The Australian Red Cross was a happy medium between the first two shops, with edge and attitude, and a mix of new clothes as well as funky vintage.  Down the road is a Salvos, the Aussie version of a Salvation Army store, which was massive and organized just as they are back home, but unfortunately not open when we arrived.

With booze on the mind, we stopped at The Hippo, which is both a liquor store and a bar. At first glance, with its exposed refrigerator doors and shelves, it appears to just be a liquor store, yet the stools and small tables in the middle suggest otherwise. Basically, you can buy any booze here and crack it open and enjoy it in-store. The bartender in the back, who also serves draft beers, informs us that we can also bring in food from any nearby restaurant and enjoy it here with our drinks.

We sit outside and people watch the passersby, much of whom remind me of the types you'd see in Chicago's Wicker Park. Soon enough, Lindsay and her family have to head off to meet a friend for dinner, and I wait a brief time before Bill meets me for the mystery events of the evening.


The first stop is Naked for Satan, a hip restaurant with a nude theme, as evidenced by the vintage burlesque and nude photos that are plastered on the walls leading to the restrooms.

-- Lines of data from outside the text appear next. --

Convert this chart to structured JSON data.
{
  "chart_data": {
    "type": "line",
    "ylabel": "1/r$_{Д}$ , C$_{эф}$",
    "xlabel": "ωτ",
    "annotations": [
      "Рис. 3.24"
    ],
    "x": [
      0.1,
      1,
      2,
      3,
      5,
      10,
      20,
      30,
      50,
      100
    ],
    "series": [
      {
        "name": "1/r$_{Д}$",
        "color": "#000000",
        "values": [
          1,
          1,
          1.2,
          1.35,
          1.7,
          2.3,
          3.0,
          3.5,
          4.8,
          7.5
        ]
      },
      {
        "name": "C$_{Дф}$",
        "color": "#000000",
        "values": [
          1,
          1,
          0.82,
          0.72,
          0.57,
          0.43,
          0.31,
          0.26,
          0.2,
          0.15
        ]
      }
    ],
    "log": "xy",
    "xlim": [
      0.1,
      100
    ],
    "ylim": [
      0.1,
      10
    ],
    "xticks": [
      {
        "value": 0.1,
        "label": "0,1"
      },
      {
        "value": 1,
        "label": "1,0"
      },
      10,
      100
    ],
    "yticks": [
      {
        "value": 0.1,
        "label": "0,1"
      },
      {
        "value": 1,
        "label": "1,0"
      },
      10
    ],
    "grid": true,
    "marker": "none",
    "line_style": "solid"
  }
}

The place is less tack and more sexy and sultry, with exposed red Edison bulbs and vintage Victorian furniture. We order a couple of cheap ciders for $6 each at the happy hour price, then indulge in a few of the tapas-style dishes, like the braised pork cheek, heirloom carrots, and pumpkin ravioli.

Naked For Satan takes the name literally

We then hop on public transport and we head downtown where Bill takes me to Lui Bar, a swanky Gold-Rush era cocktail bar with spectacular views of the city from its 55th floor location. I ordered a Spiced Margarita, a savory and spicy drink with Zaatar syrup and hints of lime, oregano, cumin and sumac. My second drink was a lightly sweet and smooth Mary Pickford.

The view from Lui Bar

Despite the late hour, with the sun setting at nearly 9pm every night, the night still feels young, so we head off to wander around. Bill takes me to Hosier Lane, a famous spot for locals and tourists alike to get some fun photos of the alleyway graffiti that is goofy, thought provoking, beautiful, and political in nature. I had seen pictures online, and I was surprised how centrally located it was and how well-lit and safe it felt to be in a graffiti-riddled alleyway at night. Families were walking through it, so it didn't give the grungy vibe I'd expected from pictures.

I can officially say I saw a kangaroo and a koala in Australia...

Bill lookin' chill by the dumpsters of Hosier Lane

The dot art is a style of Aboriginal artwork in Australia

We wandered over to Federation Square, a public space and event area with galleries and restaurants. Most of it was closed, but a handful of people were cozied up on the lawn chairs laid out facing the massive screen playing highlights from the Australian Open, which is taking place in town.

Finally, we hop on the public transport to head back to Bill's place and call it a night, resting up for the unknown (to me, at least) activities ahead of us tomorrow!